Resource concerns in foodborne illness outbreaks

By Joseph James Whitworth

- Last updated on GMT

Related tags Epidemiology

NEHA: Challenges in preventing foodborne illness outbreaks
NEHA: Challenges in preventing foodborne illness outbreaks
There has been a significant reduction in foodborne illness program capacity, according to the National Environmental Health Association (NEHA).

A report from the agency advocates resources for training and education, increasing collaboration and cooperation across agencies and using technologies and standardized practices to make up for the lack of funding and experienced staff.

NEHA was asked to conduct the assessment by the Council to Improve Foodborne Outbreak Response (CIFOR) to determine the capacity of local and state agencies in foodborne illness outbreak investigation and response.

33% of local agencies report more than 1,000 retail operations and 10% indicate more than 50 manufacturing facilities in their jurisdictions. Nearly half of state agencies (49%) report more than 10,000 retail facilities in their jurisdictions.

Outbreak investigations

Outbreak investigations typically involve epidemiology, laboratory, and environmental health (EH) staff and partners in risk communication, public health, industry, and other disciplines.

The report identified trends such as staff capacity, EH food safety training opportunities, outbreak detection and response capacity, capacity to implement control measures and prevention actives and inter-agency collaborations and cooperation.

Workforce numbers are declining and the loss of experienced EH professionals will be compounded by pending retirement, particularly at the local level, said the report.

More than 50% of local agencies expect 1–10% of their staff to retire within five years…nearly one-third (31%) of state agencies expect 11–25% of their staff to retire in that time period,” ​it said.
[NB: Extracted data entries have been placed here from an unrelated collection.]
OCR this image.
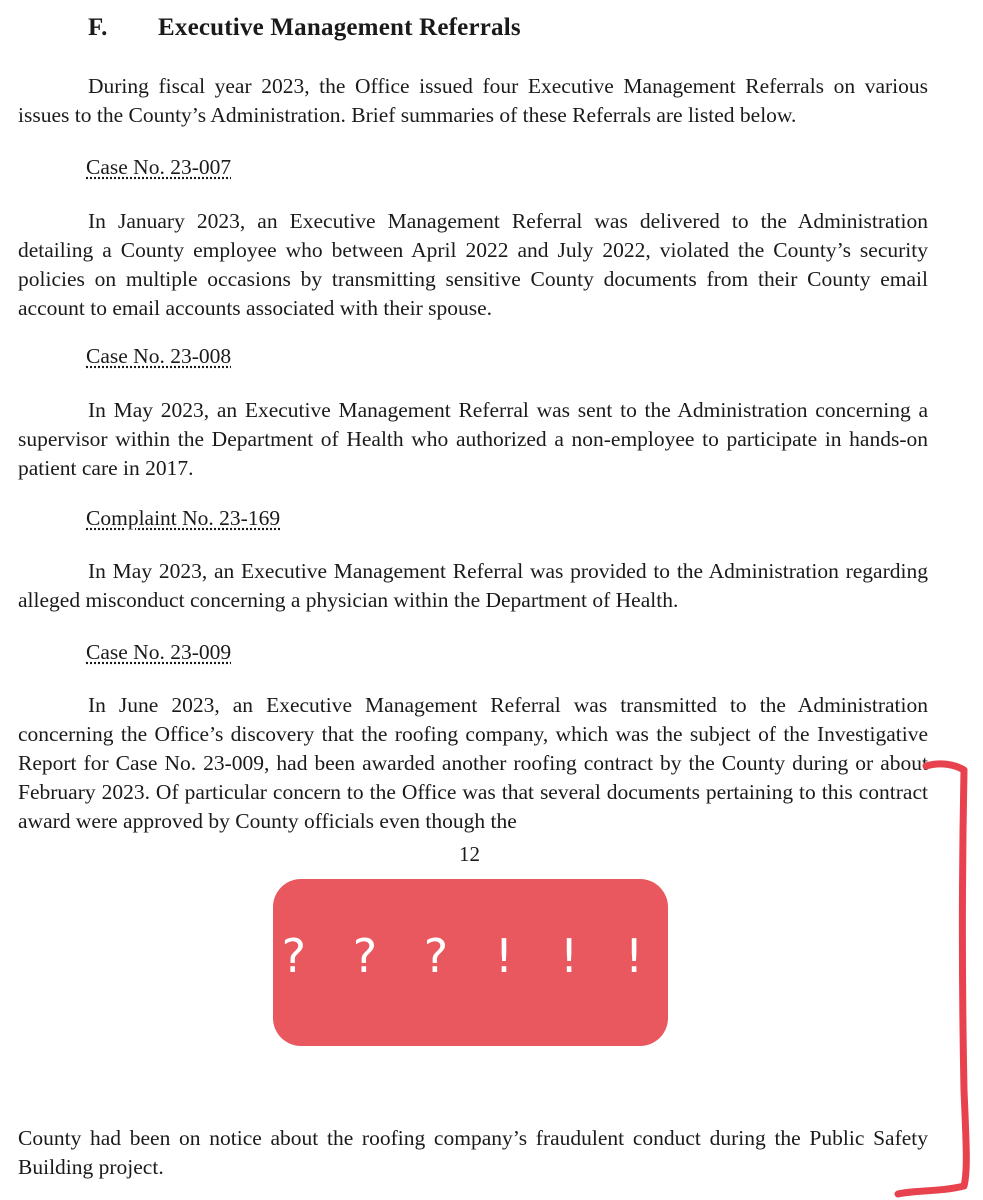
F. Executive Management Referrals

During fiscal year 2023, the Office issued four Executive Management Referrals on various issues to the County’s Administration. Brief summaries of these Referrals are listed below.

Case No. 23-007

In January 2023, an Executive Management Referral was delivered to the Administration detailing a County employee who between April 2022 and July 2022, violated the County’s security policies on multiple occasions by transmitting sensitive County documents from their County email account to email accounts associated with their spouse.

Case No. 23-008

In May 2023, an Executive Management Referral was sent to the Administration concerning a supervisor within the Department of Health who authorized a non-employee to participate in hands-on patient care in 2017.

Complaint No. 23-169

In May 2023, an Executive Management Referral was provided to the Administration regarding alleged misconduct concerning a physician within the Department of Health.

Case No. 23-009

In June 2023, an Executive Management Referral was transmitted to the Administration concerning the Office’s discovery that the roofing company, which was the subject of the Investigative Report for Case No. 23-009, had been awarded another roofing contract by the County during or about February 2023. Of particular concern to the Office was that several documents pertaining to this contract award were approved by County officials even though the

12
? ? ? ! ! !

County had been on notice about the roofing company’s fraudulent conduct during the Public Safety Building project.
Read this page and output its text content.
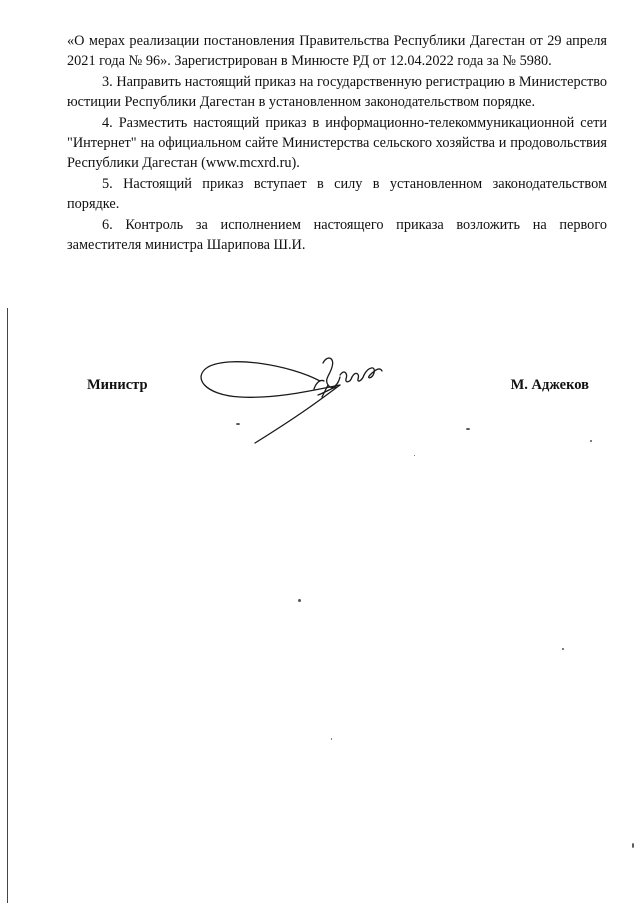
«О мерах реализации постановления Правительства Республики Дагестан от 29 апреля 2021 года № 96». Зарегистрирован в Минюсте РД от 12.04.2022 года за № 5980.

3. Направить настоящий приказ на государственную регистрацию в Министерство юстиции Республики Дагестан в установленном законодательством порядке.

4. Разместить настоящий приказ в информационно-телекоммуникационной сети "Интернет" на официальном сайте Министерства сельского хозяйства и продовольствия Республики Дагестан (www.mcxrd.ru).

5. Настоящий приказ вступает в силу в установленном законодательством порядке.

6. Контроль за исполнением настоящего приказа возложить на первого заместителя министра Шарипова Ш.И.

Министр	М. Аджеков
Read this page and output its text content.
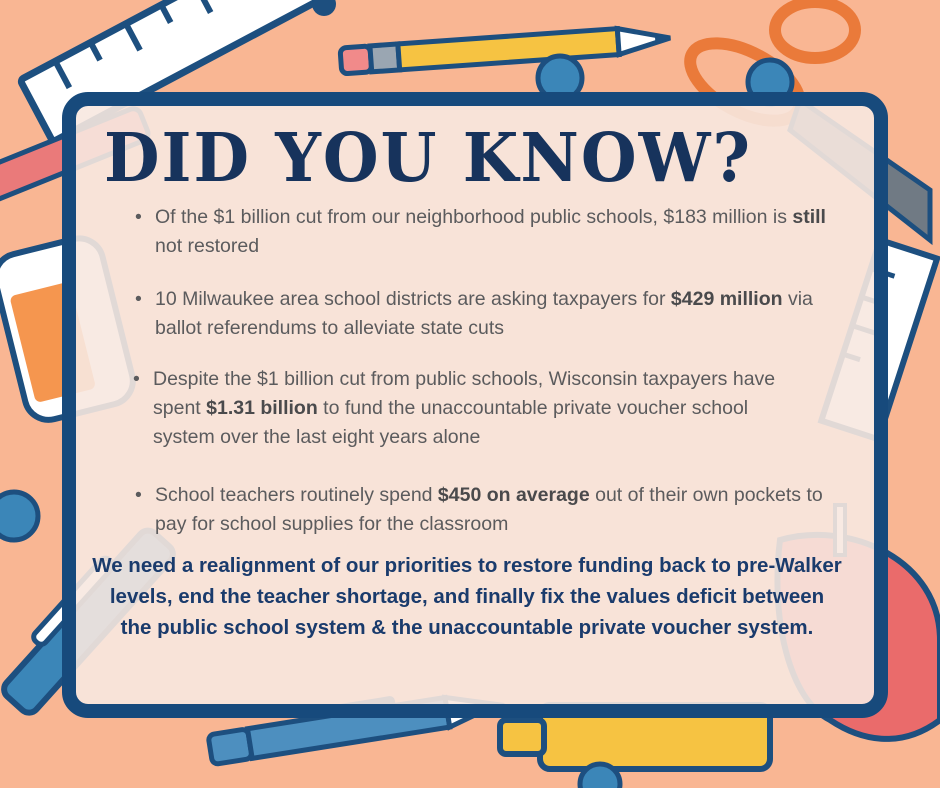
DID YOU KNOW?
• Of the $1 billion cut from our neighborhood public schools, $183 million is still not restored
• 10 Milwaukee area school districts are asking taxpayers for $429 million via ballot referendums to alleviate state cuts
• Despite the $1 billion cut from public schools, Wisconsin taxpayers have spent $1.31 billion to fund the unaccountable private voucher school system over the last eight years alone
• School teachers routinely spend $450 on average out of their own pockets to pay for school supplies for the classroom

We need a realignment of our priorities to restore funding back to pre-Walker levels, end the teacher shortage, and finally fix the values deficit between the public school system & the unaccountable private voucher system.
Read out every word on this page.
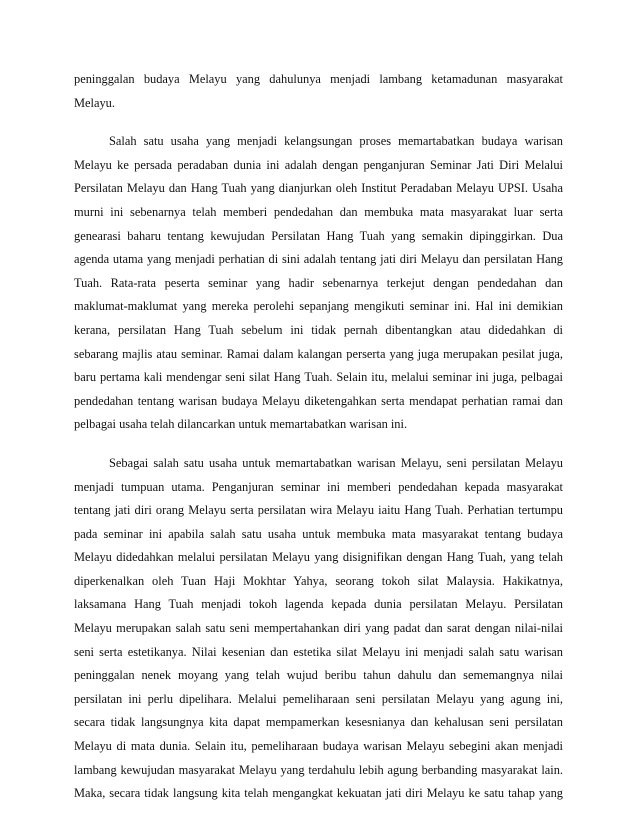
peninggalan budaya Melayu yang dahulunya menjadi lambang ketamadunan masyarakat
Melayu.
Salah satu usaha yang menjadi kelangsungan proses memartabatkan budaya warisan
Melayu ke persada peradaban dunia ini adalah dengan penganjuran Seminar Jati Diri Melalui
Persilatan Melayu dan Hang Tuah yang dianjurkan oleh Institut Peradaban Melayu UPSI. Usaha
murni ini sebenarnya telah memberi pendedahan dan membuka mata masyarakat luar serta
genearasi baharu tentang kewujudan Persilatan Hang Tuah yang semakin dipinggirkan. Dua
agenda utama yang menjadi perhatian di sini adalah tentang jati diri Melayu dan persilatan Hang
Tuah. Rata-rata peserta seminar yang hadir sebenarnya terkejut dengan pendedahan dan
maklumat-maklumat yang mereka perolehi sepanjang mengikuti seminar ini. Hal ini demikian
kerana, persilatan Hang Tuah sebelum ini tidak pernah dibentangkan atau didedahkan di
sebarang majlis atau seminar. Ramai dalam kalangan perserta yang juga merupakan pesilat juga,
baru pertama kali mendengar seni silat Hang Tuah. Selain itu, melalui seminar ini juga, pelbagai
pendedahan tentang warisan budaya Melayu diketengahkan serta mendapat perhatian ramai dan
pelbagai usaha telah dilancarkan untuk memartabatkan warisan ini.
Sebagai salah satu usaha untuk memartabatkan warisan Melayu, seni persilatan Melayu
menjadi tumpuan utama. Penganjuran seminar ini memberi pendedahan kepada masyarakat
tentang jati diri orang Melayu serta persilatan wira Melayu iaitu Hang Tuah. Perhatian tertumpu
pada seminar ini apabila salah satu usaha untuk membuka mata masyarakat tentang budaya
Melayu didedahkan melalui persilatan Melayu yang disignifikan dengan Hang Tuah, yang telah
diperkenalkan oleh Tuan Haji Mokhtar Yahya, seorang tokoh silat Malaysia. Hakikatnya,
laksamana Hang Tuah menjadi tokoh lagenda kepada dunia persilatan Melayu. Persilatan
Melayu merupakan salah satu seni mempertahankan diri yang padat dan sarat dengan nilai-nilai
seni serta estetikanya. Nilai kesenian dan estetika silat Melayu ini menjadi salah satu warisan
peninggalan nenek moyang yang telah wujud beribu tahun dahulu dan sememangnya nilai
persilatan ini perlu dipelihara. Melalui pemeliharaan seni persilatan Melayu yang agung ini,
secara tidak langsungnya kita dapat mempamerkan kesesnianya dan kehalusan seni persilatan
Melayu di mata dunia. Selain itu, pemeliharaan budaya warisan Melayu sebegini akan menjadi
lambang kewujudan masyarakat Melayu yang terdahulu lebih agung berbanding masyarakat lain.
Maka, secara tidak langsung kita telah mengangkat kekuatan jati diri Melayu ke satu tahap yang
Using technology to maximise existing staff resources, standardising routine inspection procedures and adoption of risk-based inspection systems will help staff resources.

The report is based on 163 responses; 123 (75%) participants identify themselves as working at local agencies and 40 (25%) from state agencies.

Local and state agencies are able to handle facility closures adequately, however, there is a lack of capacity to implement other, more long-term control measures, such as tracebacks, recalls, and embargos.

Capacity demand

39% of smaller local agencies and 24% of larger local agencies report they do not have capacity to undertake outbreak control measures effectively,” ​said the report.

“For state agencies with jurisdictions greater than 1 million, 59% report capacity to handle environmental assessments/investigations, yet 42% do not have the capacity to sample foods and 60% do not have the capacity to collect and process environmental swabs.”

NEHA reported that local and state agencies do not have the capacity to adequately address some areas relevant to foodborne illness prevention.

“For smaller local agencies, 22% do not have capacity to record and respond to foodborne illness complaints and 41% do not have capacity for pathogen-specific surveillance,” ​said the report.  

“Less than 40% of local and state agencies report regularly conducting a review of the data in the complaint log or database and foodborne outbreak investigations to identify trends and possible contributing factors.”